Eight geotag journalists exploring your city. This week: Contrasting London.

Work another day

By Alex Bath

London is a city full of opportunities.

People move from all over the world to the capital to try and achieve something they don’t think they can do anywhere else. Actors, artists, musicians, designers; the list of careers people hope to develop in London is endless.

However, London is also one of the most expensive cities in the world. Public transport gets more expensive every year; rents have started rising again and the economic crisis has reduced spending on new jobs.

Making ends meet

“Living here is much more expensive so you need to work more just to stay afloat,” complains Hari Hickinson, 25. Hari moved to London looking for acting options, “I basically have to be in London as this is where the majority of auditions are.”

Hari works part time as a receptionist and has been trying to establish herself as an online vintage clothing reseller. “Majority of my friends work in something they don’t like, but they do to pay the bills,” she explains, adding that it is hard to “dedicate time [to her acting] as I have to earn money.”

Not every person slaving in London’s job market is trying to find a way into the creative industries though. “I would love to teach in a primary school in the future,” explains Chris Perry, 29, “but having recently bought a house in Bromley, the cost of living would have an effect on me pursuing my favoured job.”

Chris currently works for a sports technology company, which allows him a lot of travel. “I always wanted to get a job where I would gain life experience” but now “I don’t have enough time to investigate the opportunities available to me [in the teaching field].”

New wave of workers

Chris is an example of a new wave of workers in London. There is a long tradition of artists working in the service industry whilst waiting for their break, but there is a growing number of people who can’t afford to work in areas such as the public sector for the salaries do not offer enough money to live on.

“I would have struggled to get a house had I pursued a teaching career after leaving university,” says Chris.

“Going into a new profession where I would have to begin at the bottom of the ladder is also something that is pretty daunting. It could turn out to be a life changer for the good but it would mean leaving a job with a good salary to pursue something that might not materialise.”

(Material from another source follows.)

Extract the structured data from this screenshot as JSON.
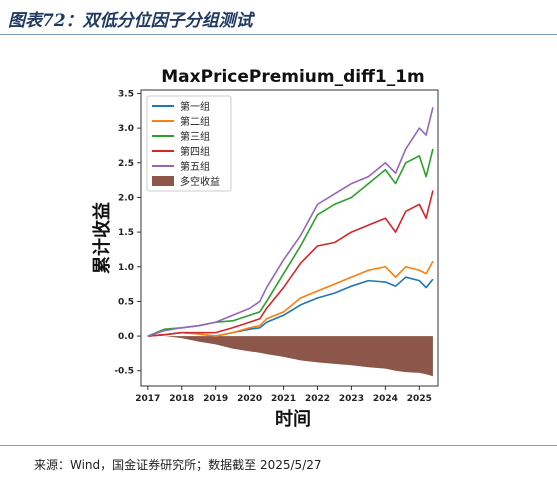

There are government schemes to try and address this issue.

There has been an increase in apprentice schemes from a lot of companies for example. However, would-be public sector employee Perry explains that with in many public sector jobs, you are confronted with “little initial salary, that doesn’t offer much opportunity and very little assurance of job security.”

London’s citizens are a population of contrasts. Some are millionaires, some live in poverty. Some wake up every day enthused about their day at work whilst other dread every minute of their shift.

An increasing number of Londoners however are trying to move jobs, but are being held back by the cost of living in London. For Hari and Chris, their dream jobs are very different, but they face very similar problems getting into them.